June 2019 – Monthly Commentary

June 2019

Last month we discussed the sudden and dramatic shift in interest rate expectations given the weakness of the May jobs report.  We wrote about how that was not the first undershoot this year and that previous misses have been reversed in subsequent releases.  It turns out that our guess was right, as the June jobs report, which was expected to show 160,000 net new jobs was actually reported as a gain of 224,000.  Anticipating that it would be more than enough to convince the Fed not to raise rates, investors dumped fixed income, causing the yield-to-maturity of the 30-year to jump by nearly 10 basis points by the end of the day, as traders looked forward to Fed Chairman Powell’s testimony before congress the following week.  The expectation was that he’d focus on the unexpectedly strong report and walk back the notion that the Open Market Committee would need to reduce rates at the end of July.  In doing so he would be able to regain some of the confidence lost this year and avoid exacerbating imbalances already evident in the capital markets.  Instead he went full-on “dovish,” denying that the current job market could be described as “hot,” and emphasized the global slowdown occurring outside of the United States.  On the day of his testimony to the Senate, the Bureau of Labor Statistics released the Consumer Price Index with the measure exceeding expectations.   The Core Index, which excludes food and energy, rose 2.1% year-over-year, above the Fed’s supposed target of 2.0%.  Equity investors were euphoric to have better than expected economic data and the Fed preparing to cut interest rates.  

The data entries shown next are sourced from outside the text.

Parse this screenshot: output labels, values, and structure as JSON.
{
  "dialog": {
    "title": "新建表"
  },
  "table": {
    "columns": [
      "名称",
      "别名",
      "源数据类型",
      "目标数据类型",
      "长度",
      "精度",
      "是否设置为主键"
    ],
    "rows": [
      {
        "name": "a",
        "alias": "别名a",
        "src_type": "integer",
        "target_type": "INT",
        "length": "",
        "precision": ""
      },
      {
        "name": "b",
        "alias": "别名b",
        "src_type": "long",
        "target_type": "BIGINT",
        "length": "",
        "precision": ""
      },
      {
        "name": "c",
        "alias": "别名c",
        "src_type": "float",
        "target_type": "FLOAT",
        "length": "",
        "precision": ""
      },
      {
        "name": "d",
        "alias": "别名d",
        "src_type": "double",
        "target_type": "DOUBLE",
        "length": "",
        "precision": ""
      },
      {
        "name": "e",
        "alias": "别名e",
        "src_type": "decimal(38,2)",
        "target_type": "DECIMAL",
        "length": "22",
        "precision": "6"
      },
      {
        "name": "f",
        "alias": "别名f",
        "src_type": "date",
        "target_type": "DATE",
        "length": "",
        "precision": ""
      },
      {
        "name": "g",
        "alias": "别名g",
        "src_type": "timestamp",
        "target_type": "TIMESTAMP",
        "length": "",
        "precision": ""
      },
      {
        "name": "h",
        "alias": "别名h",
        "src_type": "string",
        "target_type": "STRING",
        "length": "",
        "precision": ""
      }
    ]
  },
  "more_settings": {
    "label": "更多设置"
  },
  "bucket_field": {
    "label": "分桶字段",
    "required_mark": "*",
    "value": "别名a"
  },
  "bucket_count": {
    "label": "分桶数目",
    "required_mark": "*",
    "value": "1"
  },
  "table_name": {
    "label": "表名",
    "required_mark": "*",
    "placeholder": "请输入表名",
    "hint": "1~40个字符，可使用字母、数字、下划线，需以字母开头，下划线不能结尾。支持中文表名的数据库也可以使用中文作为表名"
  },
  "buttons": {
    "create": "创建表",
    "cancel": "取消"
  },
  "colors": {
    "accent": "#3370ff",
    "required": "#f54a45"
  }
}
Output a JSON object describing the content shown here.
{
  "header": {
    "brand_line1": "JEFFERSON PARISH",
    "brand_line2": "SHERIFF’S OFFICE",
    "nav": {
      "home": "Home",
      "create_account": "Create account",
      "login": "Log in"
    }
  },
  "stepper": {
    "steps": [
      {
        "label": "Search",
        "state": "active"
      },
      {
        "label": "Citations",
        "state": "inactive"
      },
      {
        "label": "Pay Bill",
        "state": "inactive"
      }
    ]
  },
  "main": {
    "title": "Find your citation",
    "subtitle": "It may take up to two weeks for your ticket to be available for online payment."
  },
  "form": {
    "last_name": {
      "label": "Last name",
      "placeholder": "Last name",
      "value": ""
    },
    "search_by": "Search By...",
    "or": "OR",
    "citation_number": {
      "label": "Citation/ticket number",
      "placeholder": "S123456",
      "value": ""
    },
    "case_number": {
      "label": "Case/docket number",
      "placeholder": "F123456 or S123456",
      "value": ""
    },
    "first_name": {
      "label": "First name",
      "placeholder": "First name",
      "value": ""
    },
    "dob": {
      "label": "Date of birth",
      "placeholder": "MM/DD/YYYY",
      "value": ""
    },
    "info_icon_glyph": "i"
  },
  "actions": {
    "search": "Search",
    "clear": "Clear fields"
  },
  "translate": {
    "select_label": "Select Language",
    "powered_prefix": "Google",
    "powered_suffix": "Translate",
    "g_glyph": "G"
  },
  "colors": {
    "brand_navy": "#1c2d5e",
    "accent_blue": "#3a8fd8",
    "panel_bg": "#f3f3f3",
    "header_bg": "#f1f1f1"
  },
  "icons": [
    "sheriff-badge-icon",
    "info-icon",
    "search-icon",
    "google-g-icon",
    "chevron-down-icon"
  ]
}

We’ve noted on numerous occasions that the average American, when asked what they think their personal annual rate of inflation is, responds that it’s 3%, give or take a few basis points, followed by griping about the runaway cost of healthcare, insurance, and tuition.  And yet month after month the BLS reports inflation that is well below that anecdotal rate.  Of course the BLS “adjusts” the index in various ways to smooth out the variation and take into consideration the changing basket of goods and product substitution.  We’ve always been skeptical of the BLS number and for good reason.  Entitlement increases are based on the CPI numbers and the lower they are, the smaller the annual increase.  In an effort to square the circle between the official inflation measure and the anecdotal rate of inflation that consumers so often quote we looked to The Conference Board, a private entity not affiliated with the U.S. government.  The Conference Board, among other things, conducts a number of surveys of consumer behavior and attitudes which investors study in an effort to understand the health of the economy.  Consumer confidence is the report that gains the most attention, but we looked to one of the secondary reports and were surprised by the tale it told.  The report, Consumer Inflation Rate Expectation 12-months Hence, showed that since 2001, consumers have not once expected their cost of living in the coming 12 months to rise less than 4.0%.  Not once in 216 measurement periods; we’d call that statistically significant!  The respondents are the average Americans who base their cost of living projection on the cost of items they buy and not a basket of goods that the statisticians at the BLS massage to make it seem as inflation is not eroding the value of our paychecks. By the way, in the most recent survey the expected cost of living increase for the coming 12 months is 5.1%.  And yet when we put pen to paper this time next month the Fed Funds rate is likely to be 25 basis points lower than where it stands today.  There’s no wonder that Chairman Powell’s credibility has fallen so rapidly.